Paige should have thanked her lucky stars that Clint’s arrival had saved her from answering any more of Mae’s questions. But watching Mae’s eyes constantly swerving back to her fiancé, her finger running distractedly across the rim of her cocktail glass, her cheeks warm and pink, a small smile curving at her mouth, Paige felt as if she was witnessing something so intimate she ought to look away.

But she found she couldn’t.

Did Mae really believe they could love each other through everything? Through fights and ambivalence? Through having kids and demanding jobs? Through the times they were in each other’s pockets every minute of the day and the times they spent apart? Through the times they’d inevitably hurt one another in moments of boredom, exhaustion, self-absorption?

Her parents hadn’t. Not even close. For them it had simply been too hard. So Paige just couldn’t make herself believe. Even when Clint opened one eye and gave Mae a warm lazy smile, and it was like being this close to the real thing Paige could almost touch it.

She took a hard gulp of her cocktail, barely tasting it as her mind shifted to the one secret she hadn’t dared share with Mae, the secret she’d refused to even admit to herself until that quiet moment in the noisy bar.

She felt things for Gabe. Soft, gentle, warm things.

She didn’t believe it would last. She didn’t believe it was about anything other than chemistry. But it terrified her to the soles of her boots.

In the end Gabe was gone a little over a week.

Paige was thrilled at how much she got done with all that extra time! She’d done her tax. She’d rearranged her lounge-room, twice. Made her way through every level of Angry Birds. Caught up with Mae, and Clint, another two times. And she’d thrown herself into work with a gusto she hadn’t felt for months, shining up her proposal to shoot the summer catalogue in Brazil until the thing about glowed.
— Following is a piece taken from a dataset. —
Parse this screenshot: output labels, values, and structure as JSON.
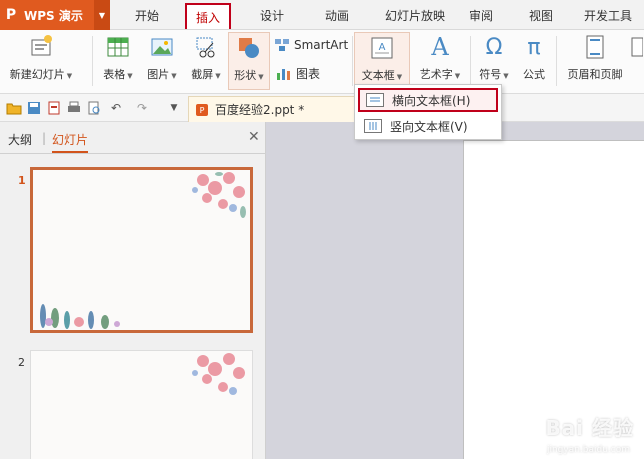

Time apart had been a good thing for sure. She was in a good place. Sure again about what she was doing. And that she could handle it. Yet there was no denying the nerves that skittered through her belly the morning of the Monday he was due back.

She donned the new black lacy underwear she’d bought specially, then practically skipped into her walk-in robe to get dressed for the day and—

Instead of reaching for the work outfit she’d hung out the night before, her hand went to the white garment bag poking out from the deepest darkest corner of the cupboard and before she could stop herself she’d unzipped the bag containing her secret wedding dress with a rush.

The moment the weight of the daring concoction of chiffon, pearls, and lace filled her hands, something flipped a switch inside her and she had rough-housed the gown over her head. The satiny lining slid over her curves, cool and soft against her bare skin, then the hem dropped with a gentle swoosh to float over her bare toes. Her fingers shook as she guided the zip up her back until it stopped just below her shoulder blades.

Eyes closed, knees trembling, she turned to face the mirror behind her wardrobe door. She hoped desperately the thing swam on her, or the colour made her look jaundiced, or that she looked as if she belonged on the top of a toilet-paper roll like the doll her mum had in her downstairs bathroom.

‘It’s just a dress,’ she whispered, her voice echoing in the cosy space. Yet when she opened her eyes it was to see herself through a sheen of tears.

Was this how Mae felt when she tried hers on? Beautiful, and special, and magical, and romantic, and hopeful? She didn’t know, because she’d never asked. It was always Mae who brought up the wedding. Mae who came over to her place with bridal magazines. Mae who booked meetings with caterers and bands. Mae who had to work so hard to get Paige to even pretend to sound enthused.

Mae had motivation. Mae had found the thing they’d spent so many years convincing one another didn’t exist. A man to trust. A man to hold. A man to love.

As if she were having an out-of-body experience, Paige watched her reflection with a feeling of detachment as a single tear slid down her cheek. And then everything came into such sharp focus she actually gasped.

Paige knew the moment it had happened. The moment her work had ceased to satisfy her. The moment she’d stopped dating. The moment her life had lurched out of her tightly held control.